IPFS (kitschy name of 'interplanetary file system') is essentially a distributed file system with links -- content is retried by a hash, very much like bit torrent. https://ipfs.tech/

It's not likely to go away at least in the near term because it is used as a more distributed, non-censorable method of making NFTs (non-fungible tokens in the Ethereum crypto ecosystem) available.

There are services to 'pin' IPFS files, though you don't have to do them if you can keep a set of servers up anywhere on the planet to cache your content.

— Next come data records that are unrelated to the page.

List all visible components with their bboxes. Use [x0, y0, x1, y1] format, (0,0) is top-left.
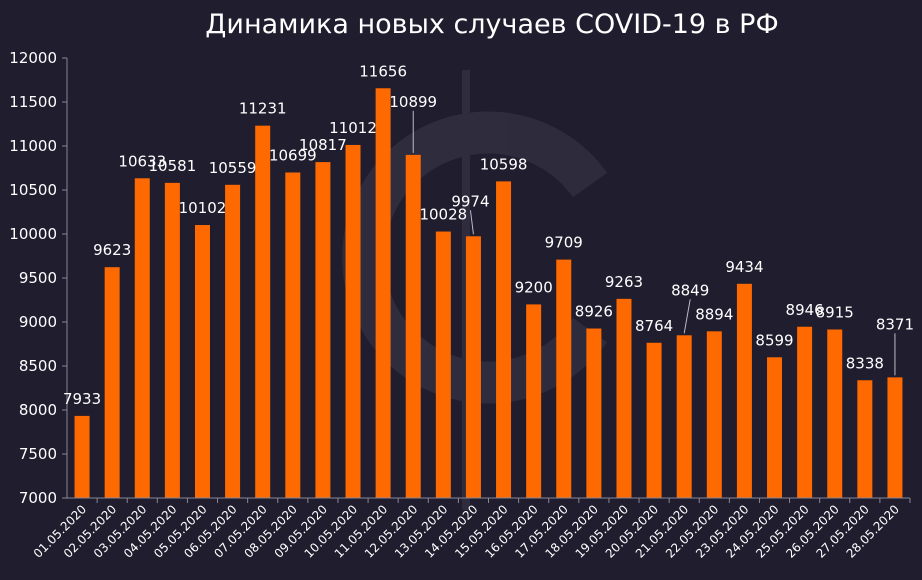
- bar-09.05.2020: [315, 162, 331, 498]
- bar-24.05.2020: [767, 357, 783, 498]
- data-label: 11656: [359, 62, 407, 80]
- bar-10.05.2020: [345, 144, 361, 498]
- y-tick-label: 12000: [9, 49, 57, 67]
- bar-25.05.2020: [797, 326, 813, 498]
- data-label: 10102: [179, 199, 227, 217]
- y-axis: 7000 7500 8000 8500 9000 9500 10000 10500 11000 1…: [9, 49, 68, 507]
- data-label: 8946: [786, 301, 824, 319]
- data-label: 11231: [239, 100, 287, 118]
- data-label: 10817: [299, 136, 347, 154]
- bars-group: [74, 88, 903, 499]
- bar-18.05.2020: [586, 328, 602, 498]
- bar-02.05.2020: [104, 267, 120, 498]
- data-label: 11012: [329, 119, 377, 137]
- y-tick-label: 7000: [19, 489, 57, 507]
- bar-20.05.2020: [646, 342, 662, 498]
- data-label: 10581: [149, 157, 197, 175]
- y-tick-label: 10000: [9, 225, 57, 243]
- bar-26.05.2020: [827, 329, 843, 498]
- y-tick-label: 9500: [19, 269, 57, 287]
- bar-13.05.2020: [435, 231, 451, 498]
- data-label: 10899: [389, 93, 437, 111]
- bar-23.05.2020: [736, 283, 752, 498]
- data-label: 9709: [545, 234, 583, 252]
- data-label: 8894: [695, 305, 733, 323]
- bar-21.05.2020: [676, 335, 692, 498]
- y-tick-label: 8000: [19, 401, 57, 419]
- bar-04.05.2020: [164, 182, 180, 498]
- y-tick-label: 8500: [19, 357, 57, 375]
- bar-06.05.2020: [225, 184, 241, 499]
- bar-28.05.2020: [887, 377, 903, 498]
- y-tick-label: 11000: [9, 137, 57, 155]
- bar-12.05.2020: [405, 154, 421, 498]
- bar-11.05.2020: [375, 88, 391, 498]
- y-tick-label: 9000: [19, 313, 57, 331]
- data-label: 9623: [93, 241, 131, 259]
- bar-15.05.2020: [496, 181, 512, 498]
- bar-22.05.2020: [706, 331, 722, 498]
- data-label: 9974: [451, 192, 489, 210]
- x-axis: 01.05.202002.05.202003.05.202004.05.2020…: [31, 497, 911, 561]
- bar-14.05.2020: [465, 236, 481, 498]
- y-tick-label: 10500: [9, 181, 57, 199]
- bar-27.05.2020: [857, 380, 873, 498]
- chart-title: Динамика новых случаев COVID-19 в РФ: [205, 9, 778, 40]
- data-label: 10699: [269, 146, 317, 164]
- bar-17.05.2020: [556, 259, 572, 498]
- data-label: 7933: [63, 390, 101, 408]
- data-label: 9434: [725, 258, 763, 276]
- bar-05.05.2020: [194, 225, 210, 499]
- data-label: 9263: [605, 273, 643, 291]
- data-label: 8371: [876, 315, 914, 333]
- bar-16.05.2020: [526, 304, 542, 498]
- data-label: 10633: [118, 152, 166, 170]
- data-label: 8926: [575, 303, 613, 321]
- data-label-leader: [469, 210, 474, 235]
- bar-01.05.2020: [74, 415, 90, 498]
- data-label: 9200: [515, 278, 553, 296]
- data-label: 8599: [755, 331, 793, 349]
- data-label: 8849: [671, 281, 709, 299]
- data-label: 10559: [209, 159, 257, 177]
- bar-08.05.2020: [285, 172, 301, 498]
- data-label-leader: [683, 299, 691, 334]
- bar-03.05.2020: [134, 178, 150, 498]
- bar-19.05.2020: [616, 298, 632, 498]
- data-labels-group: 7933962310633105811010210559112311069910…: [63, 62, 914, 408]
- bar-07.05.2020: [255, 125, 271, 498]
- data-label: 8338: [846, 354, 884, 372]
- data-label: 8915: [816, 303, 854, 321]
- data-label: 10598: [480, 155, 528, 173]
- y-tick-label: 7500: [19, 445, 57, 463]
- data-label: 10028: [419, 206, 467, 224]
- data-label: 8764: [635, 317, 673, 335]
- y-tick-label: 11500: [9, 93, 57, 111]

The NFT ecosystem already has a notion of 'distributed apps' including those that run on various blockchains (you probably know this but a blockchain is just a simulated and distributed, but single-threaded, 'world computer' (EVM = Ethereum Virtual Machine) for shared authentication of whatever people pay to run on it -- data storage is too expensive directly 'on chain', hence the secure-ish storage ecosystem developing around it to store actual content rather than just the metadata to find it and authenticate it)

The idea of federated apps is behind the Fediverse (worst maketing name ever for a distributed, semi-non-censorable tech). What I've seen of it makes me believe it is a credible Twitter/Facebook/Image site alternative, but I've never seen it used to long form artifacts and suspect it's not optimized for streaming video [I could be wrong on this].

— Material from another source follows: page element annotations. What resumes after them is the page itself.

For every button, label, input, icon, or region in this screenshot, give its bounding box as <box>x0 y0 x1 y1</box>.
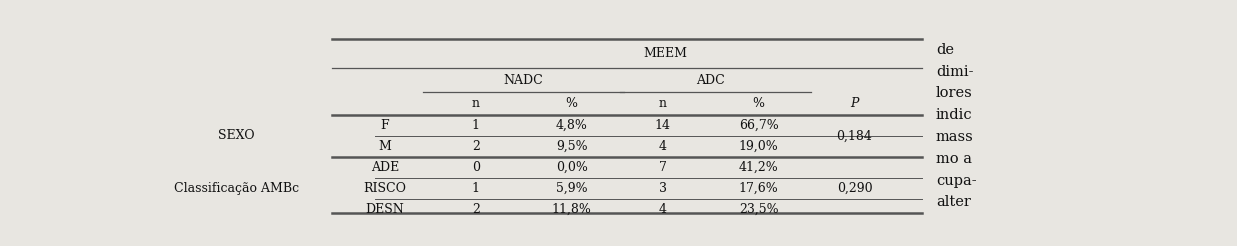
Text: cupa-: cupa- <box>936 174 976 188</box>
Text: 1: 1 <box>471 119 480 132</box>
Text: P: P <box>850 97 858 110</box>
Text: M: M <box>379 140 391 153</box>
Text: SEXO: SEXO <box>218 129 255 142</box>
Text: n: n <box>659 97 667 110</box>
Text: 4: 4 <box>659 203 667 216</box>
Text: 1: 1 <box>471 182 480 195</box>
Text: %: % <box>752 97 764 110</box>
Text: 0,0%: 0,0% <box>555 161 588 174</box>
Text: 5,9%: 5,9% <box>555 182 588 195</box>
Text: 4: 4 <box>659 140 667 153</box>
Text: alter: alter <box>936 195 971 209</box>
Text: ADC: ADC <box>696 74 725 87</box>
Text: 9,5%: 9,5% <box>555 140 588 153</box>
Text: 3: 3 <box>659 182 667 195</box>
Text: 41,2%: 41,2% <box>738 161 778 174</box>
Text: mass: mass <box>936 130 974 144</box>
Text: mo a: mo a <box>936 152 972 166</box>
Text: 7: 7 <box>659 161 667 174</box>
Text: de: de <box>936 43 954 57</box>
Text: 11,8%: 11,8% <box>552 203 591 216</box>
Text: dimi-: dimi- <box>936 65 974 79</box>
Text: indic: indic <box>936 108 972 122</box>
Text: Classificação AMBc: Classificação AMBc <box>173 182 298 195</box>
Text: lores: lores <box>936 86 972 100</box>
Text: MEEM: MEEM <box>643 47 687 60</box>
Text: 14: 14 <box>654 119 670 132</box>
Text: %: % <box>565 97 578 110</box>
Text: ADE: ADE <box>371 161 398 174</box>
Text: 2: 2 <box>471 203 480 216</box>
Text: 0: 0 <box>471 161 480 174</box>
Text: NADC: NADC <box>503 74 543 87</box>
Text: 66,7%: 66,7% <box>738 119 778 132</box>
Text: 19,0%: 19,0% <box>738 140 778 153</box>
Text: RISCO: RISCO <box>364 182 406 195</box>
Text: 17,6%: 17,6% <box>738 182 778 195</box>
Text: 23,5%: 23,5% <box>738 203 778 216</box>
Text: 4,8%: 4,8% <box>555 119 588 132</box>
Text: 0,290: 0,290 <box>836 182 872 195</box>
Text: 0,184: 0,184 <box>836 129 872 142</box>
Text: 2: 2 <box>471 140 480 153</box>
Text: n: n <box>471 97 480 110</box>
Text: DESN: DESN <box>365 203 404 216</box>
Text: F: F <box>381 119 388 132</box>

Also, since Pastebin started censoring raw content (inevitable) I run a hastebin server which can be found via the pURL (persistent URL) https://purl.org/hastebin - this uses the global pURL registry at archive.org which won't be going away soon and being run by librarians is SOMEWHAT censorship resistant, but the real anti-censorship guarantee is that it is trivial to write your own 'purl resolver' and redefine purl.org in /etc/hosts to point to it, if they do get uppity like Pastebin did.

Finally, it is very possible to 'push computation' and even 'virtual networking' to the EDGE, down to the IoT device level and certainly to smaller computers including mobile devices. This sort of tech is actively being pursued by large corporations as well. One example is virtual NVR (network video recorders) of surveillance footage, now used at large retail establishments to make retrieving brick-and-mortar security footage to HQ easy, on a selected basis -- soon to be combined with face recognition and location aware mobile apps to create a sort of 'customer situation awareness'. You can imagine how important this might become in high-risk retail environments -- a sort of instantaneous KYC.

You can bet that 'machine learning at the edge' is a hot topic right now. TFW chatGPT goes paranoid and creates a deep fake narrative about you and the heist you allegedly pulled, and files a 'tip' with the local SWAT team. Sounds to me like we are headed to MiniTru and Ingsoc on autopilot.
 

Mike

qui transtulit sustinet
Tangentially related: Yoel Roth, Jewish homosexual know-it-all "fact-checker" and former "Head of Safety" of Twitter, is upset that he is no longer able to use his position to suppress commentary he does not like and throw American presidential elections anonymously. To be honest I really enjoyed this un-self-aware whiner's account of the blowback he received.